Женька натянул штаны, сунул ноги в валенки и поплелся в сени – ополоснуться. Он сразу замерз, и сделалось ему так тоскливо и скучно от этой зимней тьмы, холода и своей заброшенности здесь, в деревне, где никак не мог он обжиться.
Он вернулся в избу и прижался щекой, животом, ладонями к теплому шершавому боку печи.
Окна только чуть заголубели сквозь намерзшие узоры внешних рам. Пора уже было идти, до школы топать и топать. Но Женька задумчиво поскреб себе затылок. «Вообще-то можно бы и остаться», – лениво подумал он, ведь он был второгодник, и учиться по второму разу после города было ему нудно и неинтересно. Но дома-то сидеть с бабушкой еще скучней.
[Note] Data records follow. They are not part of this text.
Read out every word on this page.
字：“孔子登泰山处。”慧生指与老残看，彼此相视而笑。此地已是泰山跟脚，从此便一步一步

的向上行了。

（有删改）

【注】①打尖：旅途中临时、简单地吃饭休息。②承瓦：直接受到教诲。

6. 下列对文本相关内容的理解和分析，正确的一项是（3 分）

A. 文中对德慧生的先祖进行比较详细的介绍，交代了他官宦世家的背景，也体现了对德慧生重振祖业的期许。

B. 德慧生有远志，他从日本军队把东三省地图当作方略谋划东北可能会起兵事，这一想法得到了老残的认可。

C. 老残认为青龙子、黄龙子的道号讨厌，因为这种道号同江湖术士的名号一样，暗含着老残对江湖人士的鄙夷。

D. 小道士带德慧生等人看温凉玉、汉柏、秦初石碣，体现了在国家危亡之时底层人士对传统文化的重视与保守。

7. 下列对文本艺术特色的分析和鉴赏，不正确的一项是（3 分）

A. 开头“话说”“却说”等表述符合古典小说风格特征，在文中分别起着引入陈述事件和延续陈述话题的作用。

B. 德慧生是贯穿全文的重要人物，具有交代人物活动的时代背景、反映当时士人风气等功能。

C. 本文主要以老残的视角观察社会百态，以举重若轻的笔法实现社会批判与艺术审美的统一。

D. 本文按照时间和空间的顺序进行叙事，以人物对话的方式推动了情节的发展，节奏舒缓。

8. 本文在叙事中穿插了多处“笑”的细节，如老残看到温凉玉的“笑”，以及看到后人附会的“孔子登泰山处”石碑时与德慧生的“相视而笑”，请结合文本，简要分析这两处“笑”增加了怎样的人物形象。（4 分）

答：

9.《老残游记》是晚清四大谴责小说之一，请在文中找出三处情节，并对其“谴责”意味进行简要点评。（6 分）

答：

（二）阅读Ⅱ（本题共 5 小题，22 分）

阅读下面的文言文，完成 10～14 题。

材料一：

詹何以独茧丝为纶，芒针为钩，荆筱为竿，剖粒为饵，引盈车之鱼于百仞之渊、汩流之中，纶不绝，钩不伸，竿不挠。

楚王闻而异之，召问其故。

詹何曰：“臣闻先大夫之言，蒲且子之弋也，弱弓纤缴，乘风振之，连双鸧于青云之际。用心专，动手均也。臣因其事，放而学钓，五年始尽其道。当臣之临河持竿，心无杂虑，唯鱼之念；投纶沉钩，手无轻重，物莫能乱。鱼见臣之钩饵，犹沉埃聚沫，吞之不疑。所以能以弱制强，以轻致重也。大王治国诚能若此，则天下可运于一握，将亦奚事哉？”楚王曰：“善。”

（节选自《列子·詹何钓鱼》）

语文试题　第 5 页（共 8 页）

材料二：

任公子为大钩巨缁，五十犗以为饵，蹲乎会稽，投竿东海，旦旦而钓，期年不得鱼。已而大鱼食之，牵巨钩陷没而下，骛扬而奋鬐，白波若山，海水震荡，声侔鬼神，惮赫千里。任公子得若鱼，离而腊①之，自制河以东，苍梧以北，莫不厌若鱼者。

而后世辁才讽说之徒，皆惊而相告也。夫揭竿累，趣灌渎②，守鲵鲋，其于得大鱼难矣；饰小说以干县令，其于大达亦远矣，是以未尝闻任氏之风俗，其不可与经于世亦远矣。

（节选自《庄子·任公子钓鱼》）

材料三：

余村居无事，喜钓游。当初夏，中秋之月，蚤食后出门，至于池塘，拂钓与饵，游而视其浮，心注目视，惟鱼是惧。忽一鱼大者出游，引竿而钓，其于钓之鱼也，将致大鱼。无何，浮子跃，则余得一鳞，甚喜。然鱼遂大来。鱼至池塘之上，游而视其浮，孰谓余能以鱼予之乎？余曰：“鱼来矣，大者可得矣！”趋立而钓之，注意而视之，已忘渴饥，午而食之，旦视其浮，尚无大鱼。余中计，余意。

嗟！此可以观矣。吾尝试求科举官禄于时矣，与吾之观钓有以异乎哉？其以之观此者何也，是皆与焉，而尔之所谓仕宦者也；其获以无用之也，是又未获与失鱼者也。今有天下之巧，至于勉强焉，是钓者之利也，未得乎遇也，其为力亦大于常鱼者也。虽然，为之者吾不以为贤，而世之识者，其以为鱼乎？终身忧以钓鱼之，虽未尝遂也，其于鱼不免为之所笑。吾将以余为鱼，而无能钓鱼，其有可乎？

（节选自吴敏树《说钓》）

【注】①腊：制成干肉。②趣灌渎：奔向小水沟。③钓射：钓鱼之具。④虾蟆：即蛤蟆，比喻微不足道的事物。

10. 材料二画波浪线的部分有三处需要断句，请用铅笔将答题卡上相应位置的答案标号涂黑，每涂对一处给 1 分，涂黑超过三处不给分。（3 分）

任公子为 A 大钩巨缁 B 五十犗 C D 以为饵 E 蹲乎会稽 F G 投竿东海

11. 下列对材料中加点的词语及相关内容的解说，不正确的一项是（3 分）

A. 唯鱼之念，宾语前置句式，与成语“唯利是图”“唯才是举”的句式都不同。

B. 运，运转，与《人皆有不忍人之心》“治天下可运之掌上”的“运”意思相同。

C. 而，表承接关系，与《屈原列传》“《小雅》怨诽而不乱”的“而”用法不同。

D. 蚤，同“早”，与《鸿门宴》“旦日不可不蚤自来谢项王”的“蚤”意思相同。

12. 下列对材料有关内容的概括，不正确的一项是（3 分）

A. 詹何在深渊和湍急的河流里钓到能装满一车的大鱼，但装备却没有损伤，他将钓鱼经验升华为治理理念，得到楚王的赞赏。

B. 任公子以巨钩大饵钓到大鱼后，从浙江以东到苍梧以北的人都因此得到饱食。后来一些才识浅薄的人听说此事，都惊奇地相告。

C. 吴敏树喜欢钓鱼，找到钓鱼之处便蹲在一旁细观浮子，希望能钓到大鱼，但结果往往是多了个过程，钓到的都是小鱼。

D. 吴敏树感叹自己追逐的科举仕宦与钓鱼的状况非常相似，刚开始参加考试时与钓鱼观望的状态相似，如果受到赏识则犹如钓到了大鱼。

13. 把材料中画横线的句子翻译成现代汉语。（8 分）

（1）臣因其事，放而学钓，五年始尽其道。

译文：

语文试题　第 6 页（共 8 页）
Он услышал, как в сенях скрипнула дверь и там кто-то затопал. Неужели уже Васька пришел? И правда, это был Васька Нос, веселый и румяный с мороза.
– Ну идешь, што ль? – спросил он, громко хлопая рукавицами.
Они вышли по узкой тропке, прорытой в синих сугробах. Было холодно, изо рта валили круглые клубы пара. Деревня просыпалась, слабо сочились желтеньким светом окошки, тянулись к небу жидкие серые дымы, а над фермой висел блестящий медный серпик с зеленой звездой, только весь перемерзший.
Женька жил здесь давно, с весны, а все никак не мог привыкнуть. Он был из маленького, но все-таки настоящего города, с мостовыми, автобусами и магазинами, со старинной красивой школой, библиотекой и настоящей большой больницей. С этой-то больницы все и началось. Однажды после школы он играл во дворе, взмок, очень хотелось пить; пока дошел до оврага, до дому, несколько раз приложился Женька поесть снежку, застудился и слег. Обложило, заболело горло, начался жар. Женька бредил, метался, а когда очнулся – уже был в больнице. Маленький, веселый, хитрый доктор Иван Нарциссович сказал ему, что он чуть не умер, а теперь у него осложнение на сердце и придется пролежать в больнице долго. В больнице Женьке очень нравилось. Здесь было много книжек и игрушек, в которые дома в свои уже полных десять лет играть бы он постыдился. А здесь как будто бы было можно. Вечерами приходили родители, приносили гостинцы – то моченых яблок, то леденцов на палочке, то постного сахару.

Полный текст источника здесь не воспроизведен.